SmithMillCreek--I am on twitter, but not much--Jodi7768. I don't think it makes sense to speak of the 'murderous natures' of Stalin and Mao. I'm not sure what counts as evidence of such a nature. On competence and incompetence--Stalin was surely competent in appointing people who would support him in his rise to power; he also seemed competent at eliminating opponents. Yet, this also put the USSR in a terrible position prior to WWII (decimating the upper echelons of the military seems really short-sighted). Both Stalin and Mao were remarkably successful at industrializing enormous, previously backwards countries. This also was done at enormous cost of human life. Is that a measure of incompetence or a wager that many don't think was worth the cost in human lives or some combination of these and other factors?

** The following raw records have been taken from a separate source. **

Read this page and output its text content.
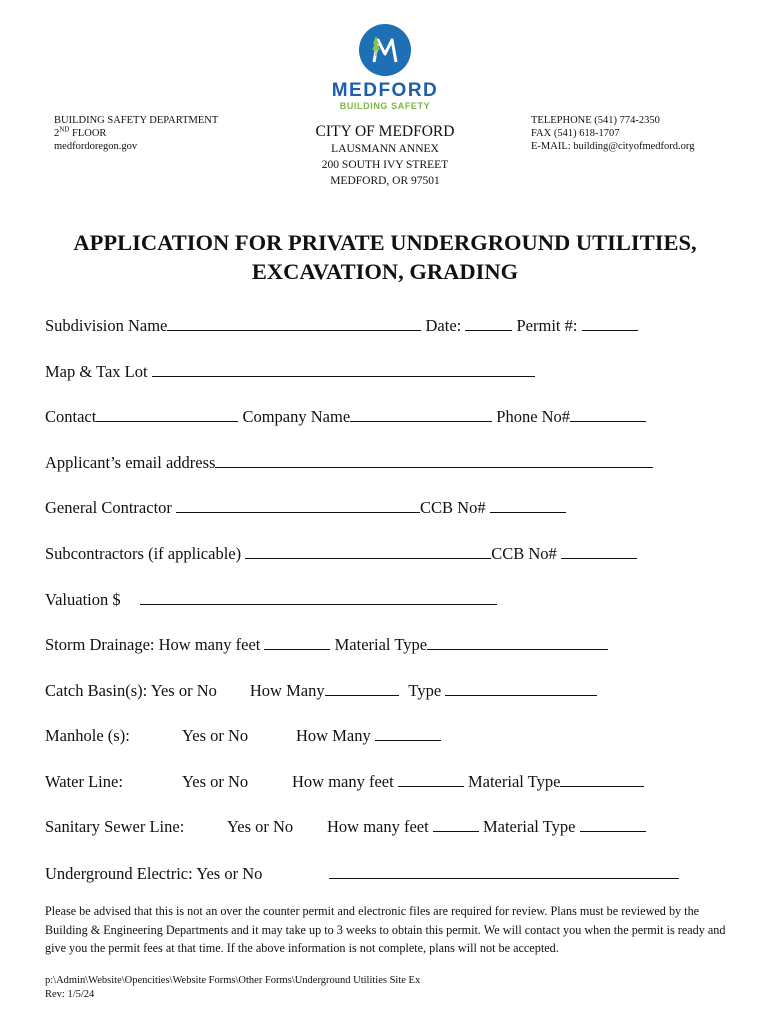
MEDFORD
BUILDING SAFETY
BUILDING SAFETY DEPARTMENT
2ND FLOOR
medfordoregon.gov
CITY OF MEDFORD
LAUSMANN ANNEX
200 SOUTH IVY STREET
MEDFORD, OR 97501
TELEPHONE (541) 774-2350
FAX (541) 618-1707
E-MAIL: building@cityofmedford.org
APPLICATION FOR PRIVATE UNDERGROUND UTILITIES,
EXCAVATION, GRADING
Subdivision Name	Date:	Permit #:
Map & Tax Lot
Contact	Company Name	Phone No#
Applicant’s email address
General Contractor	CCB No#
Subcontractors (if applicable)	CCB No#
Valuation $
Storm Drainage: How many feet	Material Type
Catch Basin(s): Yes or No How Many	Type
Manhole (s):	Yes or No	How Many
Water Line:	Yes or No	How many feet	Material Type
Sanitary Sewer Line:	Yes or No How many feet	Material Type
Underground Electric: Yes or No
Please be advised that this is not an over the counter permit and electronic files are required for review. Plans must be reviewed by the Building & Engineering Departments and it may take up to 3 weeks to obtain this permit. We will contact you when the permit is ready and give you the permit fees at that time. If the above information is not complete, plans will not be accepted.
p:\Admin\Website\Opencities\Website Forms\Other Forms\Underground Utilities Site Ex
Rev: 1/5/24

I haven't read the book you mentioned, although I should probably look for it. In the US, the period 1972-1975 is marked by more than a complaint regarding the gap between rich and poor. The anti-war movement, among many other movements, is huge. At the same time, unions are facing internal conflicts that involve quality of life questions.

Xan Cassiel

Adding to your list of shows, there were the working-class, blatantly non-high-tech cop shows (Barney Miller, Baretta and Colombo with his rickety car), Welcome Back Kotter and Chico and the Man, (set in the same neighbourhood as Sanford and Son, Watts). The thing that strikes me about these shows is the changing demographics of tv that more reflects the country as a whole - blacks, Hispanics, Asians, Puerto Rican Jews, single parents, etc.. There was also Fat Albert, which, along with Sanford and Son makes two shows where a junk yard plays a prominent role - literally living off the scraps of society. Anyway, I have some books to read about the 70s. The politics of the time have escaped me, but I grew up in front of the tv in the seventies and it really affected me and my views on race and class (I believe in a good way), more than I had noticed until I put some thought into it.

Jodi Dean

Omg--my list is totally inadequate. These are great additions (I wonder why I forgot the cop shows, particularly Barney miller?). And what about Taxi? That was a seventies show, right? anyway, thanks for the comment.